TIJUCANOS, SNAKES E SPUTNIKS
A afinidade com a música começou aos 9 anos, quando Tim ganhou um violão de seu pai. Nessa época, ouvia Angela Maria, Cauby Peixoto, Silvio Caldas e Anísio Silva entre outros astros da música brasileira.
O primeiro conjunto, Os Tijucanos do Ritmo, foi criado em 1956 com o apoio da igreja dos capuchinhos, localizada na rua Haddock Lobo, também na Tijuca. No ano seguinte, com o amigo de infância Erasmo Carlos, para quem ensinou os primeiros acordes de violão, integrou os Snakes, que durou poucos meses.

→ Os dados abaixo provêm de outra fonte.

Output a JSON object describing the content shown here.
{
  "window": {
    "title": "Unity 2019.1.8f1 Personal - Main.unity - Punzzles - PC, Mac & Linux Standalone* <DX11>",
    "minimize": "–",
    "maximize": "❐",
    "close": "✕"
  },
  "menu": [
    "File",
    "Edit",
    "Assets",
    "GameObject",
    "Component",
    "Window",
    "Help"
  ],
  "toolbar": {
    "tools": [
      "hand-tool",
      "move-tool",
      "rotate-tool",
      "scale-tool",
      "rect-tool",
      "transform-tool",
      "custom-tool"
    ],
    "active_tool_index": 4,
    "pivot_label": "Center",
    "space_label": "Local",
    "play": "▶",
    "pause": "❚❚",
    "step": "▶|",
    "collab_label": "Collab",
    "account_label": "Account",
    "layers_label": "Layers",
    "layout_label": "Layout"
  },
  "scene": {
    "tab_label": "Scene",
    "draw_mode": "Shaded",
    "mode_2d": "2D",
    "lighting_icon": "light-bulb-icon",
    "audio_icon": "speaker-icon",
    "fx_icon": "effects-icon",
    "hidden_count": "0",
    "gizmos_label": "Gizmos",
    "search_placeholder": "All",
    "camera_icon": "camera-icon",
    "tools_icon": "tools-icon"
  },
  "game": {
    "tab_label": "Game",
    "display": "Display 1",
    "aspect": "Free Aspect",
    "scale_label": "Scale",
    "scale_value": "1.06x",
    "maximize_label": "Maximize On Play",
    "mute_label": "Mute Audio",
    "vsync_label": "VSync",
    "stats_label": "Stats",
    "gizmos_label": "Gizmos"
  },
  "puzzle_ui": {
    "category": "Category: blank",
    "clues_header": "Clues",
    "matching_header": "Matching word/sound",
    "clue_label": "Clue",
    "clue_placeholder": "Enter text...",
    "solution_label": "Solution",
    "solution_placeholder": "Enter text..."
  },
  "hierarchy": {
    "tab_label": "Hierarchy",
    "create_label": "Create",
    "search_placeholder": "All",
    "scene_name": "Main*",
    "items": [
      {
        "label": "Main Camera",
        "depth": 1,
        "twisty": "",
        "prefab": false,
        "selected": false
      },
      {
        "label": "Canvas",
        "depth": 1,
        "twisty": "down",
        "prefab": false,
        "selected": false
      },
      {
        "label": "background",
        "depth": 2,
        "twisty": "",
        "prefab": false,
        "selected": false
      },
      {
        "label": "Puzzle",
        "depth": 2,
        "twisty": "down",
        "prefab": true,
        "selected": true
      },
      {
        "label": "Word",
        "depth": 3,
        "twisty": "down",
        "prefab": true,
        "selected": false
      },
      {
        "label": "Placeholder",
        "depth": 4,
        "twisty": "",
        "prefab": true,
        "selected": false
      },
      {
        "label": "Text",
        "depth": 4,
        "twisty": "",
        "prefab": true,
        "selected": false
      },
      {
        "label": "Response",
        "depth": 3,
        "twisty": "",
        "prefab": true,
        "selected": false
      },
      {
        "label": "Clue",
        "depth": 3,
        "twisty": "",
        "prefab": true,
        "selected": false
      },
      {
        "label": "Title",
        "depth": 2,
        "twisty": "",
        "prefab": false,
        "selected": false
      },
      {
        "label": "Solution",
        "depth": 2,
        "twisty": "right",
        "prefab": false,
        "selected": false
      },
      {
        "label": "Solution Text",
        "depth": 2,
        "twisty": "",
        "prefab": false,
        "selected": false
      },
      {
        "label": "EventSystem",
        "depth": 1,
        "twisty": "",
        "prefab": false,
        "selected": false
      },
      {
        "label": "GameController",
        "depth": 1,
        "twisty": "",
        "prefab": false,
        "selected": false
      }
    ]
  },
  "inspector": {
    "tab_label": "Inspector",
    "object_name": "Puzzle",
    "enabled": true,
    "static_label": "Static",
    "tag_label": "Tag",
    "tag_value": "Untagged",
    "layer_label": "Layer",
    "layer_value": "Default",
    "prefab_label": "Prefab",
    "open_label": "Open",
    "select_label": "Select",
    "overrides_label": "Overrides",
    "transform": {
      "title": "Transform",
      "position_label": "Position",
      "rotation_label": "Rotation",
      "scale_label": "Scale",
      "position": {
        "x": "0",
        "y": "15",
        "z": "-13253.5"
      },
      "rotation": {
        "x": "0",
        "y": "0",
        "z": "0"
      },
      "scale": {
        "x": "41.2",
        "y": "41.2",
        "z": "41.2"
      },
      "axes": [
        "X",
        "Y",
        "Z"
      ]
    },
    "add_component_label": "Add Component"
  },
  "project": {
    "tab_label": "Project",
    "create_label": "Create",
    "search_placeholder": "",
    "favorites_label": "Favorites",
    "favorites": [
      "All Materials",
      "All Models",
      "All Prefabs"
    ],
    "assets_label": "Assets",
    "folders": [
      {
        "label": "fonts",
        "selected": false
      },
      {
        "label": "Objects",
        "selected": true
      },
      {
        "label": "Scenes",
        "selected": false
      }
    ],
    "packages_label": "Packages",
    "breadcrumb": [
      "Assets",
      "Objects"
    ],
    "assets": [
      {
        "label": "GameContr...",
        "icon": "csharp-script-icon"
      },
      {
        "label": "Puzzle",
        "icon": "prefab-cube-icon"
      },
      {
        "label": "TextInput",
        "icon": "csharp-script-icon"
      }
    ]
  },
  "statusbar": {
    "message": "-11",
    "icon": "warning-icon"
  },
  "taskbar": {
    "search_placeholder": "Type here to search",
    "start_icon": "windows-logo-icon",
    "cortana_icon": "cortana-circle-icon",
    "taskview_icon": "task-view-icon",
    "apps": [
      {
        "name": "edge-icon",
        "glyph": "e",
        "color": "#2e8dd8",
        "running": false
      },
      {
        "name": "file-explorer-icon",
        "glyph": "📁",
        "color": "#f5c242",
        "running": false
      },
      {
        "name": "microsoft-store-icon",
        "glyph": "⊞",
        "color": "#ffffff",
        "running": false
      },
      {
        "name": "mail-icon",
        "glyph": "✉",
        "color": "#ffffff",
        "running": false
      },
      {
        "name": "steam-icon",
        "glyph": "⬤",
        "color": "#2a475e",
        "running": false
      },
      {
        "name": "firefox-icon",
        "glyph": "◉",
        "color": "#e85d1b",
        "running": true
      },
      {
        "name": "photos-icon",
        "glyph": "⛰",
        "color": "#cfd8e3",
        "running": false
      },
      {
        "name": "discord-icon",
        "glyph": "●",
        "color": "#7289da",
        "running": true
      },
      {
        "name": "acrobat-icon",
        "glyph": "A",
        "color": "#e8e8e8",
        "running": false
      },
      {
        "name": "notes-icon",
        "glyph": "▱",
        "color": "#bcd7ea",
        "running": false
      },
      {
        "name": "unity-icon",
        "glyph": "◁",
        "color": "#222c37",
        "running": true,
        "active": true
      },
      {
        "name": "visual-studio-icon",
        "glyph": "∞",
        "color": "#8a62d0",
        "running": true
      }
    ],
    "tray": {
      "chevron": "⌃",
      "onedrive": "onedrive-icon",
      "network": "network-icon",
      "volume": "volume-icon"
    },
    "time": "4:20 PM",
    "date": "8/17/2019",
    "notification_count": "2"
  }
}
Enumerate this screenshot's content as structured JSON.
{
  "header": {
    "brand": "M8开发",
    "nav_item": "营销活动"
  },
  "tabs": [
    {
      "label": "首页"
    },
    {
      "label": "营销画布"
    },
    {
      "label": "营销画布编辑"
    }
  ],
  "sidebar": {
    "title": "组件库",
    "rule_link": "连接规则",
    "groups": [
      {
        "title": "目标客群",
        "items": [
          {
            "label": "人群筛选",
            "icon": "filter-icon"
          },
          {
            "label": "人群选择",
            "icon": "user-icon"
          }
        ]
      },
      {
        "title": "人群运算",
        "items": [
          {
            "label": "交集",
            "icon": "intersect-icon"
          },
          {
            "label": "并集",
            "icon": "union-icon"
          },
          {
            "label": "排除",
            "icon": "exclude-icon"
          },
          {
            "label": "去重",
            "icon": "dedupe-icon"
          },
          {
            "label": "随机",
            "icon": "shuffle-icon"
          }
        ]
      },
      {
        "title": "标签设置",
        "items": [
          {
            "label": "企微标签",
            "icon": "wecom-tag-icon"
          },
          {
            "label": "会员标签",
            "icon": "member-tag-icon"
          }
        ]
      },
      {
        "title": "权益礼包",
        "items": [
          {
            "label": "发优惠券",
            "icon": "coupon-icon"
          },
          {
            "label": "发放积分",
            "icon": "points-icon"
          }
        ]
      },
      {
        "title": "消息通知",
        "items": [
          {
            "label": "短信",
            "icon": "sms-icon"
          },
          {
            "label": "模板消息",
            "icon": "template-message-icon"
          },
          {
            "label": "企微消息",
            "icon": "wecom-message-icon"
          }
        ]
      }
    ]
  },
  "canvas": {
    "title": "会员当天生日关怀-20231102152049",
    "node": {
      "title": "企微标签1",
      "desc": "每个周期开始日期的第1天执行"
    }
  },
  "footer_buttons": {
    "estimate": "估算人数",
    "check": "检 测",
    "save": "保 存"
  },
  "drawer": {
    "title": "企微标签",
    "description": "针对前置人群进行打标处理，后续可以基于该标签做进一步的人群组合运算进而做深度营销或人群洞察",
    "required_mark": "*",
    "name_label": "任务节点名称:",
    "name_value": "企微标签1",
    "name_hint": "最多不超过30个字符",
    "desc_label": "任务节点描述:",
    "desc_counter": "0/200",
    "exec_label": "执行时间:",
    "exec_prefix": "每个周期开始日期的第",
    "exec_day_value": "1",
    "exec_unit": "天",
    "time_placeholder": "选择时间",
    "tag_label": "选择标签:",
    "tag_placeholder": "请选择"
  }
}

No mesmo ano, com Roberto Carlos, Arlênio Livio, Edson Trindade e Wellington Oliveira, fez parte dos Sputniks, grupo que fazia cover de sucessos norte-americanos da época, sobretudo do rock, que acabava de surgir nos EUA. A banda chegou a se apresentar no programa Clube do Rock, comandado por Carlos Imperial na TV Tupi. Mas uma discussão calorosa entre Tim e Roberto Carlos, que almejava seguir carreira solo, pôs fim ao quinteto.
EUA
Em 1959, a Bossa Nova era a bola da vez no cenário musical brasileiro, mas para Tim, era coisa para a classe média da zona sul do Rio, muito distante da realidade dos jovens “tijucanos”. No mesmo ano, com a morte do pai, Tim Maia rumou aos 17 anos para os EUA, um sonho que alimentava havia alguns anos.
Em Nova York fez um pouco de tudo, trabalhou em lanchonetes, enfermarias e de faxineiro em asilo. Influenciado pela música negra, montou o grupo de soul The Ideals. Na ocasião ganhou o codinome “Jimmy, the Brazilian”. Tim Maia ficou no país até 1964, ano em que foi deportado para o Brasil após seis meses de prisão por porte de maconha.
O RETORNO
No Brasil, Tim começou a trabalhar como guia turístico no Rio. Mas a música ainda era o seu grande sonho.
Em 1966 gravou um disco com “Os Dominós”. No final de 1968, no programa Jovem Guarda, comandado pelo trio Roberto, Erasmo e Wanderléia, na TV Record, lançou um compacto com as músicas “Meu País” e “Sentimento”, pela CBS.
No ano seguinte, o músico foi convidado pela cantora Elis Regina para um dueto em “These are the songs”, composição de Tim que a cantora incluiu em seu álbum “Em Pleno Verão” (1970). A música já havia sido lançada pelo cantor em compacto. Ainda em 1969, o compositor teve o seu funk “Não vou ficar” gravado por Roberto Carlos, que tinha abandonado a Jovem Guarda um ano antes.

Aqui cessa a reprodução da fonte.